# iPhone 5S lightning to 30-pin adapter



## Solidify (May 12, 2011)

My new iPhone 5S's lighting connector just reigns a parade on all my current 30-pin accessories that I had in place for my iPhone 4. But those adapters are pretty expensive. Right now I have a Monster Radio Transmitter in my car that also charged my iPhone 4 and I loved it. That's why I wanted to just buy a cheap 30-pin to lighting adapter but I read that many of the inexpensive ones don't transfer audio well. 

Anyone had luck?


----------



## Masterchiefxx17 (Feb 27, 2010)

Any adapter will put a slight drain on the audio performance, but I wouldn't call it too noticeable.

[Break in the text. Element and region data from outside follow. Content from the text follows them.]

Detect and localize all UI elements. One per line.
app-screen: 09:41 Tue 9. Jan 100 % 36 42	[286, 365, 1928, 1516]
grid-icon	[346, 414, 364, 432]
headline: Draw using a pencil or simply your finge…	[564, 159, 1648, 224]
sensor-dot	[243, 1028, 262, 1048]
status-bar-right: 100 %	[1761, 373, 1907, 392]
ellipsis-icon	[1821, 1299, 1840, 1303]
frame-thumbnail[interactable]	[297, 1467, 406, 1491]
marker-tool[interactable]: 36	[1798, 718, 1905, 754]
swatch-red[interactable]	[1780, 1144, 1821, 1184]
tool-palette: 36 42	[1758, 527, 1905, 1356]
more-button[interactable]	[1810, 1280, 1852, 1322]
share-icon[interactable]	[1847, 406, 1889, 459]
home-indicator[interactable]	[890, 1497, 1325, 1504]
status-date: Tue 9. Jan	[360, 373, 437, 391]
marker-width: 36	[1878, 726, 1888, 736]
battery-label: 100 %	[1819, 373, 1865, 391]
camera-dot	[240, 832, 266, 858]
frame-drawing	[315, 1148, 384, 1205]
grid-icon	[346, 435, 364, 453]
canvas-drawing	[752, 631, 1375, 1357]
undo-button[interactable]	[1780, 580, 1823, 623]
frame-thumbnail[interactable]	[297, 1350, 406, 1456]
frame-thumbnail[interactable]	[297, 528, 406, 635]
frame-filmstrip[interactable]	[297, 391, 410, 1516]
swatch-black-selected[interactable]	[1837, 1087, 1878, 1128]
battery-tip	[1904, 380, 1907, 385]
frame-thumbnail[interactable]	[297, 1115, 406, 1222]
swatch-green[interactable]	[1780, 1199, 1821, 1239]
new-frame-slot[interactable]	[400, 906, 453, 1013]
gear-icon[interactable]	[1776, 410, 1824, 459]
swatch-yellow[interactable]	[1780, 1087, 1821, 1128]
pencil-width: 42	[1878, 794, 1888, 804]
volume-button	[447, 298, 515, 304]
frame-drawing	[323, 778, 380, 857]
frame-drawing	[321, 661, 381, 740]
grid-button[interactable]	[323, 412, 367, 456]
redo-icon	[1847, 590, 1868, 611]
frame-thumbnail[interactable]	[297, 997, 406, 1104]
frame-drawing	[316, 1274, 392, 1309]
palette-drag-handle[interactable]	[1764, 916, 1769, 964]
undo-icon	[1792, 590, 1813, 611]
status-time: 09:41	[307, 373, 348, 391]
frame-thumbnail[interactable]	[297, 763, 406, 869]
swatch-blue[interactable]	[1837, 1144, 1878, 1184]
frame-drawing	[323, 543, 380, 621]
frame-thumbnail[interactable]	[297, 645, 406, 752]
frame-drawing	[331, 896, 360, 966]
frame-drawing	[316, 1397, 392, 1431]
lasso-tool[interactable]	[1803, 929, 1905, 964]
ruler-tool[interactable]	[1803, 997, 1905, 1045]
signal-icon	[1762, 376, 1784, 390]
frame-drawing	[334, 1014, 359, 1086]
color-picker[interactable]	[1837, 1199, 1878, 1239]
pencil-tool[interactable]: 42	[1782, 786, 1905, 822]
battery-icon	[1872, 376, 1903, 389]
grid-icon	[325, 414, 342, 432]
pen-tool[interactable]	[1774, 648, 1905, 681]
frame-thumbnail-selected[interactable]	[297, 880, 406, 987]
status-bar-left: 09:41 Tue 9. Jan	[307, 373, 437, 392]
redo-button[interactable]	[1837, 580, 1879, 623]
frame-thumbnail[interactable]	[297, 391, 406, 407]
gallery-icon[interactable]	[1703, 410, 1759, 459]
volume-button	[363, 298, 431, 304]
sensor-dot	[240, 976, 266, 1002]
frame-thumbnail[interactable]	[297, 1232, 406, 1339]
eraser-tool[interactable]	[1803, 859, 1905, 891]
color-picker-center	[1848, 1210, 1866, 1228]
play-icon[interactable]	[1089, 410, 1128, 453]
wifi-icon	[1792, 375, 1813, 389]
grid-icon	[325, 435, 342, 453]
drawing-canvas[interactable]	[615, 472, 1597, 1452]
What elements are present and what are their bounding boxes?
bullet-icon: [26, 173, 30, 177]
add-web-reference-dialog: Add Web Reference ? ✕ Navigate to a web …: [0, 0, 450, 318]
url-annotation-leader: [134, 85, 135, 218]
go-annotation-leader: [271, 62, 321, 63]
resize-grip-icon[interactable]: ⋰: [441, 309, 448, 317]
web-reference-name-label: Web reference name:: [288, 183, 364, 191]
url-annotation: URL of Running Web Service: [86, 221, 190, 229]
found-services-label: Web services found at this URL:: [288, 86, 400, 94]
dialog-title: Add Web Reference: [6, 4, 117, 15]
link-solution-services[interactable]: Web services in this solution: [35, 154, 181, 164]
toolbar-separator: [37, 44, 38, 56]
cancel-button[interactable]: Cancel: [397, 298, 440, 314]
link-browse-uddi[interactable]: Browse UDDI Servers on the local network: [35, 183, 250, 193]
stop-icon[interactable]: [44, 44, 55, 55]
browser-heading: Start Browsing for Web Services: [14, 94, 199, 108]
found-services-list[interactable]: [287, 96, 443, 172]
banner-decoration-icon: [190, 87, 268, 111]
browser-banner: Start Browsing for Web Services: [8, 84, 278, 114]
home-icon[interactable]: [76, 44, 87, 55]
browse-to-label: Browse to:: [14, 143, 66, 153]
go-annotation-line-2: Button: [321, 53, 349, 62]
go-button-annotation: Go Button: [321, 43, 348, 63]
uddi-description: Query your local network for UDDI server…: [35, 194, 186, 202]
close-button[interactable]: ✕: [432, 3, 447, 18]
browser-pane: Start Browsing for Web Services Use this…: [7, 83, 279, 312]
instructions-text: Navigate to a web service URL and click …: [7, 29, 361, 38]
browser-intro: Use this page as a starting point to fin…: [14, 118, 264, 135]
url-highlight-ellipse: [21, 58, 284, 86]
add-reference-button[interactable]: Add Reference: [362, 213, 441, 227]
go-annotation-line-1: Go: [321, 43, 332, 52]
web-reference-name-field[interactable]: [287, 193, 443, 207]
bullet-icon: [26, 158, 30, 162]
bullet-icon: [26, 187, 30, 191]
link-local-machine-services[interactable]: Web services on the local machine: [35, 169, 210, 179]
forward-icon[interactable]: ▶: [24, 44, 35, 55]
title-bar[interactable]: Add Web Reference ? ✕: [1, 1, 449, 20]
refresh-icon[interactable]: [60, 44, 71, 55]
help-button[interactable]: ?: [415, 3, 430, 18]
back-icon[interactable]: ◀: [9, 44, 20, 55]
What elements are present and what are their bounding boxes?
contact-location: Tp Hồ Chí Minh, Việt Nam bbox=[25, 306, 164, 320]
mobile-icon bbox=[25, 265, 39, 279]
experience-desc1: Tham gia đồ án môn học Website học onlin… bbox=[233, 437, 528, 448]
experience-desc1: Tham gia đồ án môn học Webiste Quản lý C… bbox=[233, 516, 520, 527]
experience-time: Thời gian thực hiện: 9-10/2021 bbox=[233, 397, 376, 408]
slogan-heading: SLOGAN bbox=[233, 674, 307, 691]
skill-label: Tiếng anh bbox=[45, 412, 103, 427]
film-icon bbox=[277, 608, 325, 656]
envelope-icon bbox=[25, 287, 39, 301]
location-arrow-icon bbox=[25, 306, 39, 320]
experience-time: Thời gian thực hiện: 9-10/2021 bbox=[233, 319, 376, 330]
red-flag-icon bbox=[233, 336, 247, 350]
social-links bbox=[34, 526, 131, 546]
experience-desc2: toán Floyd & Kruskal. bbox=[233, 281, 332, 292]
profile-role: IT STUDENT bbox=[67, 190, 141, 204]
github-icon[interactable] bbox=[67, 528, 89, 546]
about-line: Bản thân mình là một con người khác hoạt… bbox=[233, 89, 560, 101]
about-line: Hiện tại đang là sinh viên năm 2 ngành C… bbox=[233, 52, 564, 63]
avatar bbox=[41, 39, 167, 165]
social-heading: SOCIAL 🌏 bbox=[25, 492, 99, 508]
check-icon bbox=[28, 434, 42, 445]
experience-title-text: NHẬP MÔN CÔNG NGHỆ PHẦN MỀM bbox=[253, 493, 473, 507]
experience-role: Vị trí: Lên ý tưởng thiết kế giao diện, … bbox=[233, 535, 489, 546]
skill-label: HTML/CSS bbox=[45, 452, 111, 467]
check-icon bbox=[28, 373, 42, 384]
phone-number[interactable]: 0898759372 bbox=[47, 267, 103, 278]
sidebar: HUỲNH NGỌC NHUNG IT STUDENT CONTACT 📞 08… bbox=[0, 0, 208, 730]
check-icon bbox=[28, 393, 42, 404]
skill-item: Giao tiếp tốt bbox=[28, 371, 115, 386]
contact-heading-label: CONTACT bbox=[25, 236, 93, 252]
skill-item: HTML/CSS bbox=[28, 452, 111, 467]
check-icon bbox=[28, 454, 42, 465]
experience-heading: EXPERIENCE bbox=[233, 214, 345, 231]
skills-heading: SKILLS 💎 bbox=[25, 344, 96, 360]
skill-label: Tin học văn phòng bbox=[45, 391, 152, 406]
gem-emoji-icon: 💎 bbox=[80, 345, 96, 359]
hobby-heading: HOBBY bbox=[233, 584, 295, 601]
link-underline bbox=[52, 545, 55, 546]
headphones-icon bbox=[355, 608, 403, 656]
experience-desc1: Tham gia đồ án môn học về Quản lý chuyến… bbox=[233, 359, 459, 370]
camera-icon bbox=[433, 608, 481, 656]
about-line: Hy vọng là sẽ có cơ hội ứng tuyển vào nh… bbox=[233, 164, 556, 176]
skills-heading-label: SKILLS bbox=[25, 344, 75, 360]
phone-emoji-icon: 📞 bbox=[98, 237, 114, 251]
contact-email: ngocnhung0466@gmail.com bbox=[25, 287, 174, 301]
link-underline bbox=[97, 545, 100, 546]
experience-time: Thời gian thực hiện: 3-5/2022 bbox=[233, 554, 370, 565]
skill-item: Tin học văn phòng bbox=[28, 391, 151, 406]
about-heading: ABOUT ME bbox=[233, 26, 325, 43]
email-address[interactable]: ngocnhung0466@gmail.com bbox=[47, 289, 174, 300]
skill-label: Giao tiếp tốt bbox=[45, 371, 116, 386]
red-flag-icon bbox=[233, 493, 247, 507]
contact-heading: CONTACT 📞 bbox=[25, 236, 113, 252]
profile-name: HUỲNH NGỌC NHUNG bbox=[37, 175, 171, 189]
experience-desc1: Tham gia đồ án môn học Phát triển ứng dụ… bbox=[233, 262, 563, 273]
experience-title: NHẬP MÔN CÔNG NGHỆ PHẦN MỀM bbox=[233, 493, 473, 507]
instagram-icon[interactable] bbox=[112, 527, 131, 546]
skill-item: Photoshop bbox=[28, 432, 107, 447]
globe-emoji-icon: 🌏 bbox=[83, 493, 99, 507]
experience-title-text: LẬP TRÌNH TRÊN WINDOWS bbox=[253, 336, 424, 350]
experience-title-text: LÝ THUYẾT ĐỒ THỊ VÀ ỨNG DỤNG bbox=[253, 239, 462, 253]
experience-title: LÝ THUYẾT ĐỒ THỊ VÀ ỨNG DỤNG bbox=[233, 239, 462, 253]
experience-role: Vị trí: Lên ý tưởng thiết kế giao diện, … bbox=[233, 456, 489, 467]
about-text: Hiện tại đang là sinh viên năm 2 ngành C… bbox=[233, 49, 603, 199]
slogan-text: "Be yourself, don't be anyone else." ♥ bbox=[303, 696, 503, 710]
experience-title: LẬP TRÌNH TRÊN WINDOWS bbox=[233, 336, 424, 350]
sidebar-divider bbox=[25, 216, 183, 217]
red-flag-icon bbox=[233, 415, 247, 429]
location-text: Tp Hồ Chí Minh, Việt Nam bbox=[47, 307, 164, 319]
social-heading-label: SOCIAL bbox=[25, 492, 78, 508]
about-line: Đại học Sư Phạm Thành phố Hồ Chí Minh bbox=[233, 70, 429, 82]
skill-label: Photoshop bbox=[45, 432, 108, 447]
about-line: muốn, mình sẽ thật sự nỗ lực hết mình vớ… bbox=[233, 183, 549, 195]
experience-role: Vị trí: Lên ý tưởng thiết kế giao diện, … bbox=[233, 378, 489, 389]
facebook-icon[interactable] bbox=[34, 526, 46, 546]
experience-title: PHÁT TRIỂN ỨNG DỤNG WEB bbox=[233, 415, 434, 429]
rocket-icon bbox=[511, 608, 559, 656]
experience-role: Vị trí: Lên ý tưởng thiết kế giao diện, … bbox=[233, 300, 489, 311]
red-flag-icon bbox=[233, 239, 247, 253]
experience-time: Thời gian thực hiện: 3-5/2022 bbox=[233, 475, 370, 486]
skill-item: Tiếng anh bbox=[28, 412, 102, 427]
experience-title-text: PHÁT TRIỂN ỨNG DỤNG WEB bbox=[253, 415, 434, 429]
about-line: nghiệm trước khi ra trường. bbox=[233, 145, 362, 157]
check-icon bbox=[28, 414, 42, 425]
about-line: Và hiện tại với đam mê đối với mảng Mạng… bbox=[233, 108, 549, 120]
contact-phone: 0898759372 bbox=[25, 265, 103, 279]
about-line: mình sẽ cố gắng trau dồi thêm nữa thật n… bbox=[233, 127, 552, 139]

Any plain old adapter should do you just fine. I even use a 30pin to AUX adapter for my Android phone and my stereo system.


----------



## joeten (Dec 4, 2008)

You can pick them up from $10 to $25 at best buy iphone 5s Lightning to 30-Pin Adapter - Best Buy
Often the cheaper ones are just as good. I know that to be the case with a lot of Hdmi cables.


----------



## Solidify (May 12, 2011)

joe you're right the cheaper ones usually do just fine but for this particular adapter ive seen the majority of people post that knock-offs are either DOA or die after a couple weeks. and im in canada so those adapters are 39.99 for me at best buy


----------



## Solidify (May 12, 2011)

chief, my car doesnt have aux, just 12v cigarette lighter


----------



## joeten (Dec 4, 2008)

Try here Canada Computers | Computers, Computer Parts, Computer Componets, Hardware & Accessories


----------



## Solidify (May 12, 2011)

shipping puts me back quite a bit with that model. and how sure are you that it will both charge my phone and allow musiuc playback when i plug it to my monster transmitter? can you please find me one that you judge will work.. but on ebay, since they usually have free shipping. thanks joe! :thumb:


----------



## joeten (Dec 4, 2008)

I was avoiding Ebay due to the chance of getting a dud, Amazon Canada has some things http://www.amazon.ca/s/ref=nb_sb_no...d-keywords=Iphone 5s lightning 30 pin adapter
And as requested Ebay has plenty of stuff Iphone 5s lightning 30 pin adapter | eBay
lightning to 30 pin adapter | eBay
3ft MFI Apple Certified SlimFit 30-pin Charge/Sync USB Data Cable for iPad/iPhone/iPod at PhoneGala Canada 
As far as I can see it should charge and sync ok.


----------



## MartyF81 (Jan 23, 2013)

Strongly suggest using the Apple one. Technically the lightening connection is a "Smart" connection.... and if the provider of the adapter is not officially sanctioned by Apple... it probably is going to have issues just based on how the Technology works.


----------



## Solidify (May 12, 2011)

marty im seriously considering just paying the 40$ and doing that because even joe's links and have horrible reviews. none of the knock offs seem to do audio. ill think about it. thanks guys.


----------



## Solidify (May 12, 2011)

appearantly the official adapter doesn't fit with cases so i think i;ll just get something like this: Belkin TuneCast Auto Live Hands-Free (with Lightning Connector) - Apple Store (Canada)

Id need a new case:


----------



## Solidify (May 12, 2011)

since the adapter costs about 40$ i think i'll just get a new fm transmitter that will both charge and play audio for the same place (roughly): http://www.amazon.com/Belkin-Tunecast-Transmitter-iPhone-touch/dp/B00ENY0ZLS


----------



## Solidify (May 12, 2011)

i got this one incase anyone's curious: Griffin iTrip Lightning FM Transmitter (NA36210) : iPhone Chargers & Cables - Best Buy Canada


----------



## joeten (Dec 4, 2008)

Glad you found something, Griffin is usually good quality.


----------